市税滞納者台帳を紛失

 3冊の市税滞納者名寄台帳を市役所内で紛失したとの行政報告が3月12日の本会議であった。台帳には、法人を含む滞納者49名分の住所、氏名、滞納状況、催告書の送付状況など滞納整理に必要な情報がなどが記載されていた。現在のところ、庁舎外への持ち出しや情報が悪用されたとの事実は確認されていないとしている。
 市は、警察に盗難届け出し、二度と発生にしないようにすると説明をしていたが、以前、同様なことがあり、その時も再発防止をするとしていたのに、再び起きている。危機管理体制が甘いとの指摘が議会からあった。


 紛失が判明したのは3月1日。職員が使用しようとしたところ、台帳の所在が不明になっていることに気が付き発覚した。台帳は全部で142冊あるが、そのうちの3冊がなくなっていた。市の説明では、間違って廃棄した可能性もあるが、セキュリティ体制があること。台帳を見ただけでは中身が何なのか分らないことなどから、盗難の可能性が高いとして捜査を継続している。
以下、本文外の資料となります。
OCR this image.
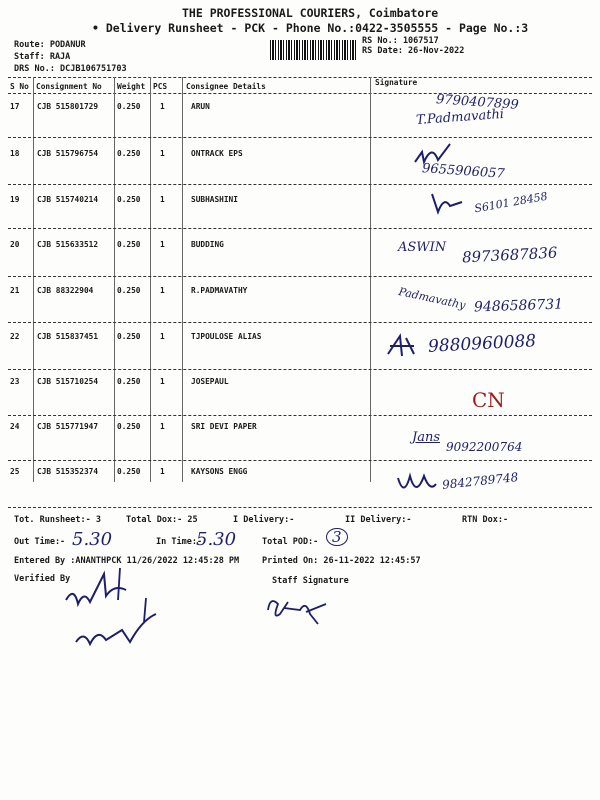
THE PROFESSIONAL COURIERS, Coimbatore
• Delivery Runsheet - PCK - Phone No.:0422-3505555 - Page No.:3
Route: PODANUR
Staff: RAJA
DRS No.: DCJB106751703
RS No.: 1067517
RS Date: 26-Nov-2022
S No Consignment No Weight PCS Consignee Details	Signature
17 CJB 515801729 0.250	1	ARUN	9790407899
T.Padmavathi
18 CJB 515796754 0.250	1	ONTRACK EPS
9655906057
19 CJB 515740214 0.250	1	SUBHASHINI	S6101 28458
20 CJB 515633512 0.250	1	BUDDING	ASWIN 8973687836
21 CJB 88322904	0.250	1	R.PADMAVATHY	Padmavathy 9486586731
22 CJB 515837451 0.250	1	TJPOULOSE ALIAS	9880960088
23 CJB 515710254 0.250	1	JOSEPAUL
CN
24 CJB 515771947 0.250	1	SRI DEVI PAPER
Jans
9092200764
25 CJB 515352374 0.250	1	KAYSONS ENGG	9842789748
Tot. Runsheet:- 3	Total Dox:- 25	I Delivery:-	II Delivery:-	RTN Dox:-
Out Time:- 5.30	In Time:-
5.30	Total POD:- 3
Entered By :ANANTHPCK 11/26/2022 12:45:28 PM	Printed On: 26-11-2022 12:45:57
Verified By	Staff Signature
 報告の後、議会からは、どのように管理をしていたのか。市長への報告や警察への届出までにはどのくらいの時間がかかったのかとの質問があった。答弁では、鍵のかかるロッカーに収納していたが、台帳がそろっているかは確認していなかった。1日に発覚したが、課、部単位で捜索しフロア全体も捜索した後に理事者に報告をしたので市長への報告は9日になり、10日に警察へ届け出を出したとしていた。このことについては、遅いのではないか。危機管理意識が低いとの指摘が相次いだ。
 また、2007年1月に電子データをなくしたことがあり、再発防止をするとしていたのにどのような対策をしていたのかの質問があった。答弁は、電子データについては、管理を強化したが文書については、強化をしていなかった。複数で確認をすることや電子化するなどの対策をしたいとしていた。

★市役所内部での紛失なので、誰が犯人なのかが気にかかる。
 保管場所を間違えたなどであればいいのだが。いずれにせよ、危機管理、情報管理を徹底する必要があり、意識の改革も必要だ。